What Has Happened to Tesla’s Driverless Lead?
In 2016, Elon Musk was extremely optimistic about Tesla's ability to produce fully autonomous cars. By 2018, Musk proclaimed that his cars would be able to drive thousands of miles without anyone in the vehicle. Since then, Tesla has been losing steam in the race for autonomous car production and distribution.
Waymo, which is Google's self-driving car program, is now perceived as the leader in the self-driving car race.
According to a report conducted by the State of California Department of Motor Vehicles, Waymo recorded about 11,150 miles per disengagement. In other words, Waymo cars rarely require humans to intervene. This statistic is impressive because an average person drives more than 11,150 miles in a given year. Tesla's autonomous driving system failed to achieve comparable miles per disengagement. The company has recently faced obstacles that have adversely impacted the production, testing, and usage of self-driving cars.
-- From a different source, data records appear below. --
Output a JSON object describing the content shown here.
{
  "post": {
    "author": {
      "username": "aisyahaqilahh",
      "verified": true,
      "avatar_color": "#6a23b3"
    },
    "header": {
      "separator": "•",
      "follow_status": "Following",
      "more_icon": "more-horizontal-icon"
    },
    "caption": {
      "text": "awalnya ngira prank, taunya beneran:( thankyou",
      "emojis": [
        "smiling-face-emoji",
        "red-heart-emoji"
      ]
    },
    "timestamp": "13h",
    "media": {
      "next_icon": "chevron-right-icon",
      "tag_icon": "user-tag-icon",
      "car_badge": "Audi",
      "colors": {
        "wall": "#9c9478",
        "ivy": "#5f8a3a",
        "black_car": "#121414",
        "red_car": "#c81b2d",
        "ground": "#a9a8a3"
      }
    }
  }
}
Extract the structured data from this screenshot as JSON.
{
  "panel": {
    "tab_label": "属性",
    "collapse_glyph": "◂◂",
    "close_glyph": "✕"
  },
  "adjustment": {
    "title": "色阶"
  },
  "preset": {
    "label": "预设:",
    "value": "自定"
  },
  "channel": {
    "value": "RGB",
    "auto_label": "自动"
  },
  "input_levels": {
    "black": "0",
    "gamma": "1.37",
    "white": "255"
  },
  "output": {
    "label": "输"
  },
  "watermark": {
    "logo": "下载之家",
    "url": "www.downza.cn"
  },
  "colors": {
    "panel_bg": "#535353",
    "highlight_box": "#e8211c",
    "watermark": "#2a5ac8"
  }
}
For example, Tesla's autonomous driving team has experienced a substantial turnover rate in engineers and managers. This turmoil within the autopilot team has come mostly from disputes about the readiness of the company to move forward with its self-driving program. Engineers have raised concerns about the safety of Tesla's products; however, Tesla executives continue to circulate these cars, aggressively. These safety concerns and loss of personnel have significantly slowed Tesla's progress in the development of autonomous vehicles.
Furthermore, Musk's Model S has experienced multiple accidents, some of which have been fatal, with their autopilot systems. Experts suggest Tesla's software is unprepared to interpret imperfect road conditions. For example, their system cannot accurately process obstructed road lines or aged paint, which causes the car to crash into dividers or other cars. Tesla's vehicles have also crashed into parked cars or objects on the side of the streets.
Tesla is trailing behind companies such as Waymo in the race for fully autonomous cars. Although Musk claims that Tesla will show significant progress by the end of 2019, his initial predictions in 2016 now appear unrealistic. Tesla will continue to lose momentum as one of the top producers of autonomous vehicles if they are unable to increase quality and efficiency, and decrease worker turnover.